Carbonated drinks:  FG considers excise duties—Ahmed

 

The Minister of Finance, Budget and National Planning, Mrs Zainab Ahmed has said that the Federal Government was considering placing excise duties on carbonated drinks in order to boost its revenue base.

Ahmed said this on Thursday on the sidelines of the World Bank/International Monetary Fund meetings holding in Washington DC, United States.

Ahmed said Value Added Tax increase had been proposed, adding that other streams of revenue such as excise duties on carbonated drinks are being introduced.

“In expanding the revenue base, we have proposed the increase of VAT but there are also other revenue streams that we are looking at and some of them include the introduction of excise duties on carbonated drinks but there is a process to doing these things.

 “The fact that our revenue is under-performing is not an excuse to bring down our revenue that is required to fund the national budget.

“In 2018, our revenue performed at a level of 58 per cent. Half-year 2019, our performance moved up slightly to 58 per cent. But that is not an excuse to reduce revenue. Because it means we are all sanctioning under-performance.

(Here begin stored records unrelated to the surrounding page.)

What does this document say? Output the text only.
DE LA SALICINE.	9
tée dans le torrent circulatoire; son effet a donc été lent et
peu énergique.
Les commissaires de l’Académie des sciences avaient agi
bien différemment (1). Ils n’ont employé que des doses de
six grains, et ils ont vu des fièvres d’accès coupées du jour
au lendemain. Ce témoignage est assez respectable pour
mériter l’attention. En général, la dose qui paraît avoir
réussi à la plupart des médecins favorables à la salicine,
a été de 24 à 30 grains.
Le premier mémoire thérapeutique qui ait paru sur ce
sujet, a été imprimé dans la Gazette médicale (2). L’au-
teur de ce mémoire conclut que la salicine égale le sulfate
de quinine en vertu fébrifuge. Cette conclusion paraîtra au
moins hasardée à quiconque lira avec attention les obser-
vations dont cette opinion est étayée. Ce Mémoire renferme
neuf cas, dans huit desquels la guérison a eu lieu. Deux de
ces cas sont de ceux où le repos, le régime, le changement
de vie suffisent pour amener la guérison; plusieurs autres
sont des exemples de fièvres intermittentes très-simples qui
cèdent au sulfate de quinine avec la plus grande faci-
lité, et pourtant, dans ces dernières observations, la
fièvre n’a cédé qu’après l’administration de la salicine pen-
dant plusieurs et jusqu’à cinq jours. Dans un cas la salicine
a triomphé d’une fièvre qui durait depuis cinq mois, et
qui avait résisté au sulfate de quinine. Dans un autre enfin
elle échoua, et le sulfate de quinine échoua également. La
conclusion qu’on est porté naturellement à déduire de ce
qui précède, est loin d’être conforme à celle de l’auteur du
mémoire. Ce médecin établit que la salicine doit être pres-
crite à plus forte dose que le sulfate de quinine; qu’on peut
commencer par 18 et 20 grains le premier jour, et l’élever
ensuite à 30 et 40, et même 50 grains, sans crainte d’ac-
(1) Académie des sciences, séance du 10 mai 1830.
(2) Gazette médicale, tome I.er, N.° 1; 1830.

“So we have to push the agencies. We have to push ourselves to meet those targets. Those targets are not designed by the Ministry of Finance, Budget and National Planning, the agencies proposed those targets.

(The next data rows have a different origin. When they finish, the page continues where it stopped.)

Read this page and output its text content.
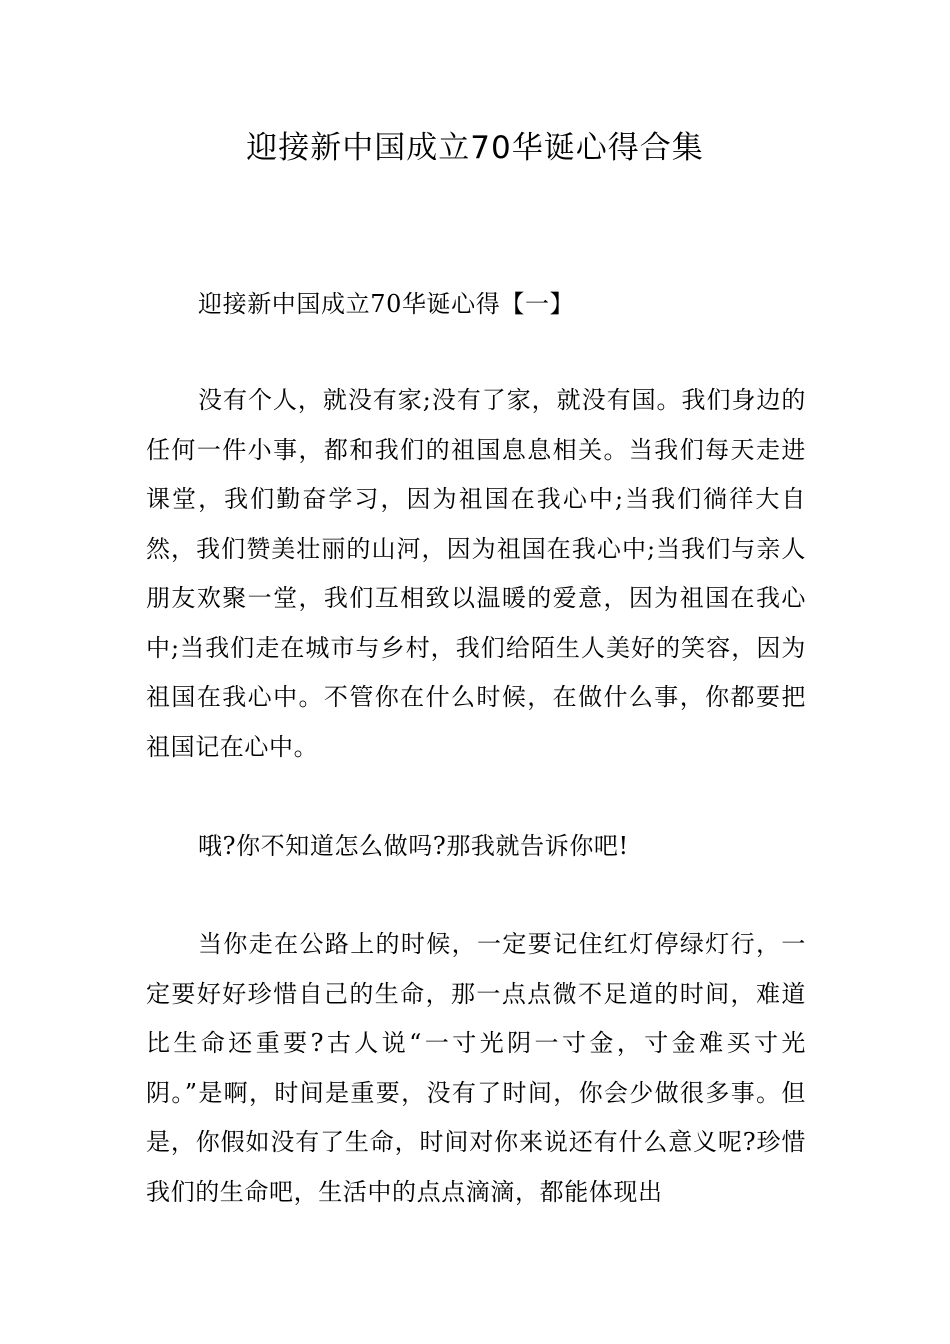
迎接新中国成立70华诞心得合集

迎接新中国成立70华诞心得【一】

没有个人，就没有家;没有了家，就没有国。我们身边的任何一件小事，都和我们的祖国息息相关。当我们每天走进课堂，我们勤奋学习，因为祖国在我心中;当我们徜徉大自然，我们赞美壮丽的山河，因为祖国在我心中;当我们与亲人朋友欢聚一堂，我们互相致以温暖的爱意，因为祖国在我心中;当我们走在城市与乡村，我们给陌生人美好的笑容，因为祖国在我心中。不管你在什么时候，在做什么事，你都要把祖国记在心中。

哦?你不知道怎么做吗?那我就告诉你吧!

当你走在公路上的时候，一定要记住红灯停绿灯行，一定要好好珍惜自己的生命，那一点点微不足道的时间，难道比生命还重要?古人说“一寸光阴一寸金，寸金难买寸光阴。”是啊，时间是重要，没有了时间，你会少做很多事。但是，你假如没有了生命，时间对你来说还有什么意义呢?珍惜我们的生命吧，生活中的点点滴滴，都能体现出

“But we sit down with them and interrogate them. For example, the NNPC has a production capacity of 2.5 million barrels per day.

“In 2019, they wanted a target of 2.5 million barrels per day but we insisted on prudence and scaled it down to 2.3 million. And the performance is 1.98 million effectively including 100,000 per day that is used to settle cash call earnings but the capacity is there.

She added, “So why should we not be looking at what do we have to do to make sure the capacity utilisation is attained?

“Why do we want to reduce it because we are under-performing? We are lucky that crude oil in 2018 outperformed the budget because we budgeted $60 per barrel and we ended up with an average of $67 per barrel.

“Otherwise, if we had lower prices, the performance wouldn’t have been achieved.”